"I come to God's Altar": Brevint on the gift of the Lord in the Holy Eucharist

I have presented some of their scholars to be ordained Deacons and Priests here by our own Bishops, (whereof Monsieur de Tarenne's Chaplain is one, and the Duke de la Force's Chaplain another,) ... and I preached here publicly at their ordination.

Cosin's words here refer to the ordination on Trinity Sunday, 12th June, 1650 in Paris of the Reformed theologians Daniel Brevint and John Durel.  They were ordained deacon and priest on the same day according to the Ordinal of the Church of England by Thomas Sydserf, the exiled Bishop of Galloway.  

This itself, of course, was a significant statement: receiving episcopal orders while episcopacy and the liturgy remained prohibited in England and, in 1650, with little hope of their restoration.  It was, despite the circumstances, a compelling statement of the Laudian vision. Cosin presenting and preaching; a faithful bishop conferring holy orders, maintaining apostolic order; two respected French Reformed theologians and pastors seeking the grace of episcopal ordination.

When the Restoration did come, Brevint and Durel were active defenders of the Laudian character of the restored Church of England.  For Brevint, this was particularly found in his The Christian Sacrament and Sacrifice (1673), a celebration of the rich Eucharistic piety that Laudianism encouraged.
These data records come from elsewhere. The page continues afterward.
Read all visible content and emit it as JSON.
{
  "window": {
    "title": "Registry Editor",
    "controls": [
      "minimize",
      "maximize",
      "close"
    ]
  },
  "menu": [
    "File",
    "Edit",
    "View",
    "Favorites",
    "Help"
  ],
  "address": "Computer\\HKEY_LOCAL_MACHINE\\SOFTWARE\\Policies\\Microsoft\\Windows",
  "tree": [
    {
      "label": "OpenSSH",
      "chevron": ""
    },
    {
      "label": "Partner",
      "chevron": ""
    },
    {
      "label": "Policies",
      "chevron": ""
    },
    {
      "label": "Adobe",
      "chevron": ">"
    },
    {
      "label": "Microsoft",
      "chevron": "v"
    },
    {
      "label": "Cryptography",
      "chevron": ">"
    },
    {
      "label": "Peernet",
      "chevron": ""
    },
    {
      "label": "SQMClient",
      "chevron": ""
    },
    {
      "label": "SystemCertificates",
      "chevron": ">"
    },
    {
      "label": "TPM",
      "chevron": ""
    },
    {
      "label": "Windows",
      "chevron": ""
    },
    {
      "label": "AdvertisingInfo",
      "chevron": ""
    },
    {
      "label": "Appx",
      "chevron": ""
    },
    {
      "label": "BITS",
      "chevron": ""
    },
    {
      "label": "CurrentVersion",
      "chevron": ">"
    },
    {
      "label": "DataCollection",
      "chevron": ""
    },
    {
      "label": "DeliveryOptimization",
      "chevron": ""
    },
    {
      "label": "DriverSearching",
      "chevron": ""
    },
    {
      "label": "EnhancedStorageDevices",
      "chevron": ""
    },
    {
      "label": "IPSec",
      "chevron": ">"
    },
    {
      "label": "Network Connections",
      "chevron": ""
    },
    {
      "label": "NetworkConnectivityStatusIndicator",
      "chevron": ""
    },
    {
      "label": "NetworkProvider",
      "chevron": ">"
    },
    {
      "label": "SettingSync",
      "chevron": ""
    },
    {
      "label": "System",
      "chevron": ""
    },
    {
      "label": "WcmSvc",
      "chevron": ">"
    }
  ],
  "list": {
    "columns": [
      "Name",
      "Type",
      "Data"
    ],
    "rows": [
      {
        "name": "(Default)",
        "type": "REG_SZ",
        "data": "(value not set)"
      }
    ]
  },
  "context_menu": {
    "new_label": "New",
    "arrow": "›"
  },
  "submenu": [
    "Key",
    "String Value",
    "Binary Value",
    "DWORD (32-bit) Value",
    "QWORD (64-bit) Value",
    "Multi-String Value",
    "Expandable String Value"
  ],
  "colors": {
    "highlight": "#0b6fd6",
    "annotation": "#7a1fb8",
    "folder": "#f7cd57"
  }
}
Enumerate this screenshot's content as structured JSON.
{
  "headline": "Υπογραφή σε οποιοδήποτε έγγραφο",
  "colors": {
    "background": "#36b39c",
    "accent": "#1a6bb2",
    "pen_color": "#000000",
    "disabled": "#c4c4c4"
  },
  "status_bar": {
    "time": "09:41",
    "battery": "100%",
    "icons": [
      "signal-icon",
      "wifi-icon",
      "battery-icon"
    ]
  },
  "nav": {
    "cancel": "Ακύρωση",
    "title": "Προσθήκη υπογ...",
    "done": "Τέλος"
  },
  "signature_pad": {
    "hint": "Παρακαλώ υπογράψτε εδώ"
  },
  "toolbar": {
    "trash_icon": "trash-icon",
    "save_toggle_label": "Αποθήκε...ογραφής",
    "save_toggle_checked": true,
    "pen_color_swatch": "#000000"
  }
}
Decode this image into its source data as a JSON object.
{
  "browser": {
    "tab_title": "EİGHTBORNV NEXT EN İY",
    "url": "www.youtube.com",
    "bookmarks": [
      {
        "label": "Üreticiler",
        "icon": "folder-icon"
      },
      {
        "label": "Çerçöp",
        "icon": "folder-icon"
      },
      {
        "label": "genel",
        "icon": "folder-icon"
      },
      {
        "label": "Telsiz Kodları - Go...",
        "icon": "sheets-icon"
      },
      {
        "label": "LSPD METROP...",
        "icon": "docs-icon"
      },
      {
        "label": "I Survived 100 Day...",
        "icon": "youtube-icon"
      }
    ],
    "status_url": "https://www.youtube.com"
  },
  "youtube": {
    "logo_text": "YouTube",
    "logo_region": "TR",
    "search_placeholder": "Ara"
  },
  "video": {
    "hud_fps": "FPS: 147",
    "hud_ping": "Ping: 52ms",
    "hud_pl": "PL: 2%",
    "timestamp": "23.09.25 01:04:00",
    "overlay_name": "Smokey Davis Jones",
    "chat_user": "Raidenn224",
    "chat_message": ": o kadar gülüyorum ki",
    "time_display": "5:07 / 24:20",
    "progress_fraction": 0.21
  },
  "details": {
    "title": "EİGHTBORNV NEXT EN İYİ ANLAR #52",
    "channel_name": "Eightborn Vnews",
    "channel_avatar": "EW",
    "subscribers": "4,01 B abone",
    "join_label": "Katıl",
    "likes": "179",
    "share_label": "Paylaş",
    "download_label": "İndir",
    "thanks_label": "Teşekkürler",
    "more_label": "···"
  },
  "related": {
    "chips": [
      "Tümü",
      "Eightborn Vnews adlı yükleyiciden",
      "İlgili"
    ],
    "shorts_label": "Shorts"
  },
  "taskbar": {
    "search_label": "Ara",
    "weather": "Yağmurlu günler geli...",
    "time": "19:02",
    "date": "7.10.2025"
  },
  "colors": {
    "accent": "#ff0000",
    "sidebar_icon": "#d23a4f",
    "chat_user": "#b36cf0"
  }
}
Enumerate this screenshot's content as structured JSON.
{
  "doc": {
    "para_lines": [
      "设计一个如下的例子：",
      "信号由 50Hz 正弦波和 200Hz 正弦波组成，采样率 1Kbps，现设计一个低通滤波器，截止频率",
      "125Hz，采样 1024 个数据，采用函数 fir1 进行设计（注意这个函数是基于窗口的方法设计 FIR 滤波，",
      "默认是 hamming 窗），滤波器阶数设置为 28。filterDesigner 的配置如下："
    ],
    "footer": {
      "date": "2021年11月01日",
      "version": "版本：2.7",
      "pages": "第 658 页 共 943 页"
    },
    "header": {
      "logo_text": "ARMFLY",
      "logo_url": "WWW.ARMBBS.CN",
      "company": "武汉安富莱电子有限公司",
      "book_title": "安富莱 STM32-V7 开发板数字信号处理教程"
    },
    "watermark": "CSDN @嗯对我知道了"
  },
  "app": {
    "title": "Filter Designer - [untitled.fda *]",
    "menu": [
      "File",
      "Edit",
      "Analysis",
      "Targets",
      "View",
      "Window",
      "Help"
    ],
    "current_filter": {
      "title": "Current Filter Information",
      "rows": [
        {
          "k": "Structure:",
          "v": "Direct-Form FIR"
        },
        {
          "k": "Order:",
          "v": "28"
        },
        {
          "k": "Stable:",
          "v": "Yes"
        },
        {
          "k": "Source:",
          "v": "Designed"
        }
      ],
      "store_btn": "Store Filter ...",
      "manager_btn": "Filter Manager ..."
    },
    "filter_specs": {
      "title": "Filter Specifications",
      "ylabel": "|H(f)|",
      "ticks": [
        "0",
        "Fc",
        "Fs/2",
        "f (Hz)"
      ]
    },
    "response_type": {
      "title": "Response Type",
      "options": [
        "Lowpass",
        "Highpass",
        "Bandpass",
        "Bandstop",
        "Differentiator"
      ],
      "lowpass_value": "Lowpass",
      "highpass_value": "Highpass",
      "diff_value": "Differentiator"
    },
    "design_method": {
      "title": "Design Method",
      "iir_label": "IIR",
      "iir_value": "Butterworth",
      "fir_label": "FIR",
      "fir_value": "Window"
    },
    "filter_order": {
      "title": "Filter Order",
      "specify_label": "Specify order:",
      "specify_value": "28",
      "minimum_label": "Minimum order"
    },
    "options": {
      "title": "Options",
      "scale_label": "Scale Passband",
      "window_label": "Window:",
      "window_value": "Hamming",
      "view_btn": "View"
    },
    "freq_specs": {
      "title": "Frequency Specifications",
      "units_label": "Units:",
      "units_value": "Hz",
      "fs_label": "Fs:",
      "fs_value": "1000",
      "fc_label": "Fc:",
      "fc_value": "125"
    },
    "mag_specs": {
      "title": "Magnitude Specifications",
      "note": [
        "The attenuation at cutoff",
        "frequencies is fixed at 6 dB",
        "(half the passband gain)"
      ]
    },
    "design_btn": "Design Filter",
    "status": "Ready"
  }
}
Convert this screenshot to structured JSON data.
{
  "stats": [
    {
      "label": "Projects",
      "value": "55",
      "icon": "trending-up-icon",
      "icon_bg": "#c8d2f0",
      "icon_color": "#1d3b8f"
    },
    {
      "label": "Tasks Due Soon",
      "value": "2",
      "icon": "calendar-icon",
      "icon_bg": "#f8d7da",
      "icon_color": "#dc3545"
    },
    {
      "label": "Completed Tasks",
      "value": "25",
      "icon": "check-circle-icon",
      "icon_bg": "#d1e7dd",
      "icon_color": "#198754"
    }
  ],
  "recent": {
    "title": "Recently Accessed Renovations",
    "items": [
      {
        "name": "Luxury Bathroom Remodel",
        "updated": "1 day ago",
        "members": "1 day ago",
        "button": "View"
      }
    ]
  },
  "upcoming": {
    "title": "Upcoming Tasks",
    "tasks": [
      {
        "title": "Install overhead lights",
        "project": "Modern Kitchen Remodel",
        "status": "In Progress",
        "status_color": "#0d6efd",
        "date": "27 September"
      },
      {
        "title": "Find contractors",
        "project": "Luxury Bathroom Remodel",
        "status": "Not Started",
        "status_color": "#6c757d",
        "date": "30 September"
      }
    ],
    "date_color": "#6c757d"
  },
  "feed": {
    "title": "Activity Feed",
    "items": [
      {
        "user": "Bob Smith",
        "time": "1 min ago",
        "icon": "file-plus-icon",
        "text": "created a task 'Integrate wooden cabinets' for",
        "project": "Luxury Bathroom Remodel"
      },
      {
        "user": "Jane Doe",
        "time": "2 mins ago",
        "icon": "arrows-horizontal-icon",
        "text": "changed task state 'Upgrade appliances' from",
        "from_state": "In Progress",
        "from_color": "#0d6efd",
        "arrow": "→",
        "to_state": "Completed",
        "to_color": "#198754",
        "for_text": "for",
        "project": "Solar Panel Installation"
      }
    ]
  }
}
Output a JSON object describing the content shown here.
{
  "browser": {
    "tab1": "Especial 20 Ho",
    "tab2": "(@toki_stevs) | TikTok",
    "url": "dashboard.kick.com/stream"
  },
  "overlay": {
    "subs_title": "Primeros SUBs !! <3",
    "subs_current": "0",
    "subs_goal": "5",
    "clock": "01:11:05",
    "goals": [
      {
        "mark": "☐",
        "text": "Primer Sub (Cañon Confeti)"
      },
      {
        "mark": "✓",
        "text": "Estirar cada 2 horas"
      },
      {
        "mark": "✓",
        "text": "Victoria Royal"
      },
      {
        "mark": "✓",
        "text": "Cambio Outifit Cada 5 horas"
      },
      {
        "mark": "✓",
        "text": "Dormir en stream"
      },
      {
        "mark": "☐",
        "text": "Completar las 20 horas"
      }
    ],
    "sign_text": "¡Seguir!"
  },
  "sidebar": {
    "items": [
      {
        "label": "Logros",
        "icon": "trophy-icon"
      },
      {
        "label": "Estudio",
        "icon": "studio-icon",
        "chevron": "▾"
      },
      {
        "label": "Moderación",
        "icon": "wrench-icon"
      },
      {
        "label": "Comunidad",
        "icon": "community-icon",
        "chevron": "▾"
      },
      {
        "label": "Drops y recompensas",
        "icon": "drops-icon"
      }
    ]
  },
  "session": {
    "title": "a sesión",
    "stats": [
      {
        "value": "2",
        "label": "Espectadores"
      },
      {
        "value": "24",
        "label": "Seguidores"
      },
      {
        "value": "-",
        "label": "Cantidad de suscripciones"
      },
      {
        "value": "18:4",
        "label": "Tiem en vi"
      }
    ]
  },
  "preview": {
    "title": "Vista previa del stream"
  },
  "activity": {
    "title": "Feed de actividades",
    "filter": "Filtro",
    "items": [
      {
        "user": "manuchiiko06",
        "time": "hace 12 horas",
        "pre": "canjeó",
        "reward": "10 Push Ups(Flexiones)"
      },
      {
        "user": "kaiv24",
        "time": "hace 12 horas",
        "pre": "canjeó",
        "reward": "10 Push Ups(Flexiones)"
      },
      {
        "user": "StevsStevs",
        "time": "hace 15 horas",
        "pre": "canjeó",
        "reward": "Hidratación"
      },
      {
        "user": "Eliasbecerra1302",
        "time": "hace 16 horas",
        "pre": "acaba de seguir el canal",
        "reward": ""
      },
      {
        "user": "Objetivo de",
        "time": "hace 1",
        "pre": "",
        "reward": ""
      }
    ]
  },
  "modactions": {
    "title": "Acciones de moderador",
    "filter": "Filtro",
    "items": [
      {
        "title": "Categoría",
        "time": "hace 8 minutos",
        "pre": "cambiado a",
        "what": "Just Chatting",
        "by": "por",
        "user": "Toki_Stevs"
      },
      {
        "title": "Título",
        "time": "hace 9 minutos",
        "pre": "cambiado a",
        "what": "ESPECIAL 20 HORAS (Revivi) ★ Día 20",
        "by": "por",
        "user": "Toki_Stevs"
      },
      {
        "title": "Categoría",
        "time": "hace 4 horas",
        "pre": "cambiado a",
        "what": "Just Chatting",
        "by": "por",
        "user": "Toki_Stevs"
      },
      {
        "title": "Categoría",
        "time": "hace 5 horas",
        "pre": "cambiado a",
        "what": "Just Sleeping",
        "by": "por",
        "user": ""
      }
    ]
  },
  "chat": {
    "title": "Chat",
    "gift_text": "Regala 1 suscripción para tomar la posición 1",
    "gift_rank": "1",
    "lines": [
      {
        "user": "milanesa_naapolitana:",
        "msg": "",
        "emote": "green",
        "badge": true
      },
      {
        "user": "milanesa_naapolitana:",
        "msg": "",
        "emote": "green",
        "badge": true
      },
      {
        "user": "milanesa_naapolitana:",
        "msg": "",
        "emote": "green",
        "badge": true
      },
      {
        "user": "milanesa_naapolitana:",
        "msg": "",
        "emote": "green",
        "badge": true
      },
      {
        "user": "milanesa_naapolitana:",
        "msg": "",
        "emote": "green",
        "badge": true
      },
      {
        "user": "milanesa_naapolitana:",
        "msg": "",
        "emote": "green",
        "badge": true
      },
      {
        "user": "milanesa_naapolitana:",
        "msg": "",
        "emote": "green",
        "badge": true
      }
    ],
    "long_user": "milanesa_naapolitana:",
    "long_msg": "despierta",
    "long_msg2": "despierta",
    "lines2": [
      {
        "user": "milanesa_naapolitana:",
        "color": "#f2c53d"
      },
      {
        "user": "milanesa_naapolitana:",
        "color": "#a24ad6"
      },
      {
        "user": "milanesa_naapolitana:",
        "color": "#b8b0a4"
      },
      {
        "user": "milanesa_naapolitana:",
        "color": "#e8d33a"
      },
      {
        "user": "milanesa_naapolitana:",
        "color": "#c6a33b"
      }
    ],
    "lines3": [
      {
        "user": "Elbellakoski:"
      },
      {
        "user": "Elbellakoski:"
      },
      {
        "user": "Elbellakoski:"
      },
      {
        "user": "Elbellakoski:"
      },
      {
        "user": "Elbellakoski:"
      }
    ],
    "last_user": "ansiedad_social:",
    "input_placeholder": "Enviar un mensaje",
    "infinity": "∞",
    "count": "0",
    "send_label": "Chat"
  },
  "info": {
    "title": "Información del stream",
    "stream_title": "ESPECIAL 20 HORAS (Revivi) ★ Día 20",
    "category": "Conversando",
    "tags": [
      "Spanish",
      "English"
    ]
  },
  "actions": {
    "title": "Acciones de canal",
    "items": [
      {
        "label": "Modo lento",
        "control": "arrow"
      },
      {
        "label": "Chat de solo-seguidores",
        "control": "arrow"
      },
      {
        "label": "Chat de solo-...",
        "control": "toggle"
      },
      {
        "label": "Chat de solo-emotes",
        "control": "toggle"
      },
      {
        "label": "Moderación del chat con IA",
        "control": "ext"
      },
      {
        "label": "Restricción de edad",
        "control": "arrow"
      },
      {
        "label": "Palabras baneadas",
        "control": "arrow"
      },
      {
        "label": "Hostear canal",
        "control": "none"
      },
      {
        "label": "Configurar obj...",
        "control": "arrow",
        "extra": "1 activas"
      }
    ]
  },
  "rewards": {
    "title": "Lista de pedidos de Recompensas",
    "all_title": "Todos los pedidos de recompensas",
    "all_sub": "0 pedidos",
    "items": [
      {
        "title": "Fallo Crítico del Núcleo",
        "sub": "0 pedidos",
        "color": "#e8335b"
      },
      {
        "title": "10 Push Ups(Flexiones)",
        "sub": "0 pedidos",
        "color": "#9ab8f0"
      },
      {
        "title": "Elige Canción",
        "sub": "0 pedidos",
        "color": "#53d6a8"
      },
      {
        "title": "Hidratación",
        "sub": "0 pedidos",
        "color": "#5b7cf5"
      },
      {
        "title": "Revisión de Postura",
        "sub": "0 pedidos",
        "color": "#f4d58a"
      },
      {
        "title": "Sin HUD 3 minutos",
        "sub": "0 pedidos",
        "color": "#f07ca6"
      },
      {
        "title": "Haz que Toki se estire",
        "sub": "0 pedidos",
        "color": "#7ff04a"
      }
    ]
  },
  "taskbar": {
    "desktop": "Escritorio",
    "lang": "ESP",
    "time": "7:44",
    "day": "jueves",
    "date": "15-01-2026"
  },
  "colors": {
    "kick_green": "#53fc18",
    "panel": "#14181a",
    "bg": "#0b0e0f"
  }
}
In thoroughly Laudian fashion, Brevint notes that our participation in the Sacrament is "in another manner and degree" than occurs in through the hearing of the Word, "for the holy Eucharist is a means of communicating the blood of Christ":

the end of the blessed Communion, the exigency and pious desire of communicants, and the strength of other places of Scripture, require a great deal more in the Eucharist than a mere memorial or representation.

1. The proper end of the holy Communion, - which is to make us partakers of Christ in another manner and degree, when with faith and repentance we take and taste those holy mysteries, than when with the like dispositions we do hear the holy Gospel. 

2. The exigency and honest desire of communicants, - who seek no more for a bare representation or remembrance of Christ crucified at this holy table, than Mary and other devout women did for winding-sheets or napkins about his grave. I want and seek my Saviour Himself, and I watch for all the opportunities of coming to his Sacrament, for the same purpose that once made St. Peter and St. John run so fast to his sepulchre, - because I hope to find Him there. 

3. Lastly, the full sense and importance of other places in Scripture, - which allow the holy Communion a much greater virtue than is that of representing only. The cup of blessing which we bless, is it not the Communion of the blood of Christ? (1 Cor. x. 16.) For whether the word which we render Communion, be taken in an active sense, as it is often for communication, - the holy Eucharist is a means of communicating the blood of Christ; or though we take it but in a neuter and intransitive sense, yet the holy Eucharist will be still a mystery, wherein, one way or other, true Christians shall find, not a commemoration or representation only, but a communion also with the blood so represented and remembered.

And so in the holy Eucharist is "the richest gift that a saint can receive on earth", the gift that is not "outwards Shews without Substance":

Here, then, I come to God's Altar with a full Persuasion that these Words, This is my Body, promise me more than a Figure; that this holy Banquet is not a Representation made of outward Shews without Substance ... But how these mysteries become in my behalf the supernatural instruments of such blessings, it is enough for me to admire. One thing I know (as said the blind man after he had received his sight, St. John ix. 15), He put clay upon mine eyes, and I washed and do see ... as He offers Himself to men, the holy Eucharist is, after the Sacrifice for sin, the true festival and Sacrifice of peace-offerings, and the table purposely set up to receive those mercies that are sent down from the altar. Take and eat; this is my body which was broken for you; and this is the blood which was shed for you.

Here then I wait at the Lord's table, that both shews me what an apostle, who had heaven for his school, had the greatest mind to see and learn, and offers me the richest gift that a saint can receive on earth - the Lord Jesus crucified.

As Laud himself had said, the altar is "the greatest place of Gods Residence upon earth. I say the greatest, yea greater then the Pulpit. For there tis Hoc est Corpus meum, This is my Body. But in the Pulpit, tis at most, but; Hoc est Verbum meum, This is my Word. And a greater Reverence (no doubt) is due to the Body, then to the Word of our Lord".